Aus der Sicht einer Ausländerin
Als ich vor 8 Jahren nach Deutschland zog und bald "zum Arzt" gehen musste, machte ich eine für mich erstaunliche Erfahrung. Mein Mann und ich mussten zufällig zur gleichen Zeit zu einem Dermatologen. Wir riefen den gleichen Facharzt am selben Vormittag an.

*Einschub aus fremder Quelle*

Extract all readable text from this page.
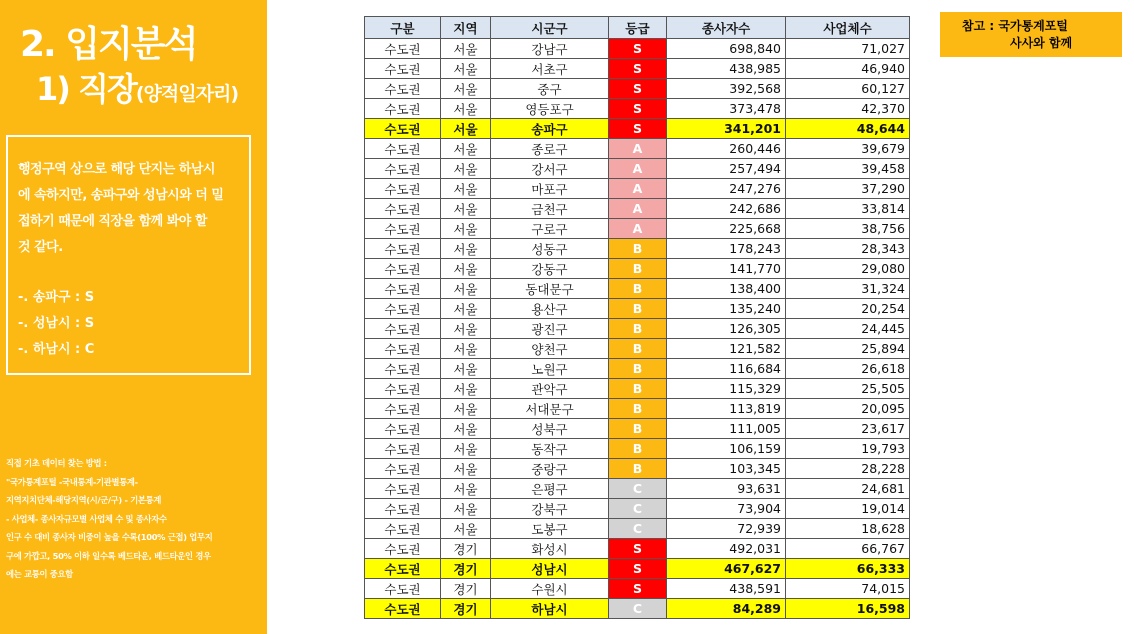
2. 입지분석
1) 직장(양적일자리)
행정구역 상으로 해당 단지는 하남시
에 속하지만, 송파구와 성남시와 더 밀
접하기 때문에 직장을 함께 봐야 할
것 같다.
-. 송파구 : S
-. 성남시 : S
-. 하남시 : C
직접 기초 데이터 찾는 방법 :
"국가통계포털 -국내통계-기관별통계-
지역지치단체-해당지역(시/군/구) - 기본통계
- 사업체- 종사자규모별 사업체 수 및 종사자수
인구 수 대비 종사자 비중이 높을 수록(100% 근접) 업무지
구에 가깝고, 50% 이하 일수록 베드타운, 베드타운인 경우
에는 교통이 중요함
참고 : 국가통계포털
사사와 함께
구분	지역	시군구	등급	종사자수	사업체수
수도권	서울	강남구	S	698,840	71,027
수도권	서울	서초구	S	438,985	46,940
수도권	서울	중구	S	392,568	60,127
수도권	서울	영등포구	S	373,478	42,370
수도권	서울	송파구	S	341,201	48,644
수도권	서울	종로구	A	260,446	39,679
수도권	서울	강서구	A	257,494	39,458
수도권	서울	마포구	A	247,276	37,290
수도권	서울	금천구	A	242,686	33,814
수도권	서울	구로구	A	225,668	38,756
수도권	서울	성동구	B	178,243	28,343
수도권	서울	강동구	B	141,770	29,080
수도권	서울	동대문구	B	138,400	31,324
수도권	서울	용산구	B	135,240	20,254
수도권	서울	광진구	B	126,305	24,445
수도권	서울	양천구	B	121,582	25,894
수도권	서울	노원구	B	116,684	26,618
수도권	서울	관악구	B	115,329	25,505
수도권	서울	서대문구	B	113,819	20,095
수도권	서울	성북구	B	111,005	23,617
수도권	서울	동작구	B	106,159	19,793
수도권	서울	중랑구	B	103,345	28,228
수도권	서울	은평구	C	93,631	24,681
수도권	서울	강북구	C	73,904	19,014
수도권	서울	도봉구	C	72,939	18,628
수도권	경기	화성시	S	492,031	66,767
수도권	경기	성남시	S	467,627	66,333
수도권	경기	수원시	S	438,591	74,015
수도권	경기	하남시	C	84,289	16,598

Wir wurden beide zuerst gefragt, ob wir zum ersten Mal bei dieser Praxis waren, was wir beide positiv beantworteten. Dann kam die Frage "Sind Sie gesetzlich oder privat versichert?" Mein Mann war damals privat versichert (mit einem Studententarif) und ich als Angestellte gesetzlich versichert. Er bekam einen Termin für den folgenden Tag um 9 Uhr... und ich ein Monat später!!!
Ich konnte es nicht fassen. Und dabei war mein Beitrag zur Krankenversicherung doppelt oder dreifach so hoch wie seiner.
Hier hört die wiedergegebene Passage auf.